Sadly, this is probably close to word-for-word. I got an email from her over the weekend. It was a page-long diatribe about how hard it is being a mom, and how no one understands. It went on to detail how her kid is doing in every area of her life -- potty training (aren't they trained by this point?), pre-school (i.e. playtime), choosing her own clothing, drawing, etc. It explained how great her kid is, especially compared to all the other kids in her learning academy (day-care). Sigh.
Newsflash to you moms. Your kid is not the greatest kid ever born. In fact, there's a chance your kid will grow up to be an ax murderer or AIG exec, making you look particularly stupid for thinking he/she is so awesome. I'm happy for you that you enjoy being a mom. Really. But I don't -- let me say it again, I DON'T need a report when your kid takes a crap. I don't need to know that your kid was crabby today. I don't think your kid is particularly talented or special. Every parent thinks that about their own kid, and it can't all be true.
As a kid, if my mom wanted to talk to someone, I was told to be quiet, and I knew there would be consequences if I disobeyed. I was quiet. My parents could shop in a store or eat in a restaurant with three kids without earning the collective hatred of the entire establishment. We were told to behave, and we did. If time-outs work for your kid, great. If not, find something else. Misbehaving, screeching and demanding attention are NOT acceptable.
More important news flash. YOU decided to have kids. Not me. So don't start whining to me when your kid isn't sleeping through the night and you aren't getting any sleep. I don't want to hear it when you have to clean up kiddie puke, or scrub infant diarrhea out of your couch. That's part of being a parent, so you signed up for it. Don't think you'll get sympathy out of me when you have to take off work for doctors appointments and PTA meetings, and when other annoying kids show up at your house to play. You asked for it. Keep it to yourself. You're whining.

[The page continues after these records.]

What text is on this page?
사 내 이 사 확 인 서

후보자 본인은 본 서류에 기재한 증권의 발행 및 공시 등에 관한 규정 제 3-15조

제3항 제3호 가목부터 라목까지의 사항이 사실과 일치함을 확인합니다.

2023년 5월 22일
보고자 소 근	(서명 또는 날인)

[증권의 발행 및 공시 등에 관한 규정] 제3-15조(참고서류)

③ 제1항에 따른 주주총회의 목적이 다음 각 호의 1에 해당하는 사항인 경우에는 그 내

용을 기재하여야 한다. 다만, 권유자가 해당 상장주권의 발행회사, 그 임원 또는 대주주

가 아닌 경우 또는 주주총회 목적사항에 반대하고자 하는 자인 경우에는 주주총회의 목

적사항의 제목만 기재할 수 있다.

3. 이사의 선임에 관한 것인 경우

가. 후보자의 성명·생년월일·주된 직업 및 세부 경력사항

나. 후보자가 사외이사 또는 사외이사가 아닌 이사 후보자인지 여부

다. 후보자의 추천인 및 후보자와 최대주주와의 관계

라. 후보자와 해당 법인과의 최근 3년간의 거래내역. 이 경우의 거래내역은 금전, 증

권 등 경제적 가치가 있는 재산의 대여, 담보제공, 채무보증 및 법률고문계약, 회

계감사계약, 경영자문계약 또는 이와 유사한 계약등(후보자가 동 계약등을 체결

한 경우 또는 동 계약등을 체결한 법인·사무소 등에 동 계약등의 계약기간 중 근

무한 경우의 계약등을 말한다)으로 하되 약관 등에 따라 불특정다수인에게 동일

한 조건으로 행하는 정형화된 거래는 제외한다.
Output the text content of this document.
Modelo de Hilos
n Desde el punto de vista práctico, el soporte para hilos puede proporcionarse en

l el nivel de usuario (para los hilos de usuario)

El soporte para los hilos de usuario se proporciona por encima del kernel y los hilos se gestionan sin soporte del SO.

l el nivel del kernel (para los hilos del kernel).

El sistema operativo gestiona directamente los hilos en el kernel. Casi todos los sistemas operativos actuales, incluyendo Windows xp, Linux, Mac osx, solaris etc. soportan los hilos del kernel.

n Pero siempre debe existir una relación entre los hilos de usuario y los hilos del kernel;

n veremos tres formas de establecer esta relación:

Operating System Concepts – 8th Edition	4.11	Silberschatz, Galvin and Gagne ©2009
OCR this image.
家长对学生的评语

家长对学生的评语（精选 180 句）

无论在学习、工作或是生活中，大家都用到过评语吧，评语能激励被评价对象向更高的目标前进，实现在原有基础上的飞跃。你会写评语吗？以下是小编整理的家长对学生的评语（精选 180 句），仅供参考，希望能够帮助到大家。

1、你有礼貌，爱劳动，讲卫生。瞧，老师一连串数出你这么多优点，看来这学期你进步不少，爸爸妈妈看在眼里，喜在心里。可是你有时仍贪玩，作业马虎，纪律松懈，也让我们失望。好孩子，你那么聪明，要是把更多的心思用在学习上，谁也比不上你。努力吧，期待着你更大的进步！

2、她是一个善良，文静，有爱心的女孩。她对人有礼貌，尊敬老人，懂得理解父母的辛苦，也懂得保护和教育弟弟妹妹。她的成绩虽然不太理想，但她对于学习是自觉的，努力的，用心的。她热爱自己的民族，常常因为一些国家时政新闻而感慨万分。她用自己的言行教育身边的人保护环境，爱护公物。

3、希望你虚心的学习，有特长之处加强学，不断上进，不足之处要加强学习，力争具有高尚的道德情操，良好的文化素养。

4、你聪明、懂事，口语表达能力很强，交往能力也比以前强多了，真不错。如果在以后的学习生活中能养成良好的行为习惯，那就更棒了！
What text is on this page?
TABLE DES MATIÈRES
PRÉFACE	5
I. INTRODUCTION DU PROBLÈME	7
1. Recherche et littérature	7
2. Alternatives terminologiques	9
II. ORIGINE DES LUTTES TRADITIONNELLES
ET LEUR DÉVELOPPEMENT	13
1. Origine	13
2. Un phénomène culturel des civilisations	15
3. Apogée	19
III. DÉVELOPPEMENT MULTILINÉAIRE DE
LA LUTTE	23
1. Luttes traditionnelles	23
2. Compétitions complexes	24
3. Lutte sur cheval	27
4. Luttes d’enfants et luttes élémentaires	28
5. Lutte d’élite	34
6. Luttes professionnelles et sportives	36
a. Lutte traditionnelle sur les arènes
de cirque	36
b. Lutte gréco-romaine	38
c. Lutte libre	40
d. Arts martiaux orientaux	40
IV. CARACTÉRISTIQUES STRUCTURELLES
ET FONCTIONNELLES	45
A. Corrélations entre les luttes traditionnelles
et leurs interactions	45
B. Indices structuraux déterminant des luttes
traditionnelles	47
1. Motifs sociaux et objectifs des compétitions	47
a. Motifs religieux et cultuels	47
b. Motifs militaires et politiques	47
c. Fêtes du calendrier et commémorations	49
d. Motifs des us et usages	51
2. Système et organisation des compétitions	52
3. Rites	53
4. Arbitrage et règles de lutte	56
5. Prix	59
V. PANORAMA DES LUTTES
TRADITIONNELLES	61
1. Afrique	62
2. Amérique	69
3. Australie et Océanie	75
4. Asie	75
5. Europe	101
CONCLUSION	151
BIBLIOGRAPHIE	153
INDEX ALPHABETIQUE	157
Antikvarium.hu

By the way, I am exempting brand new parents from my diatribe. You are still learning how to cope, and everything is new and exciting. You get 6 months. After that, it's whining. I'm also exempting the parents who refuse to let their kid(s) take over their lives. My friend Susan and her husband drove cross country for 3 months to visit family when the kid was only a few months old. If she can do that, why can't you go see a two-hour movie without yours?
Bottom line: There's not a conspiracy of secrecy to prevent would-be parents from knowing what it will be like. There's no mystery how kids are conceived. You made the decision, you live with it. And STOP WHINING!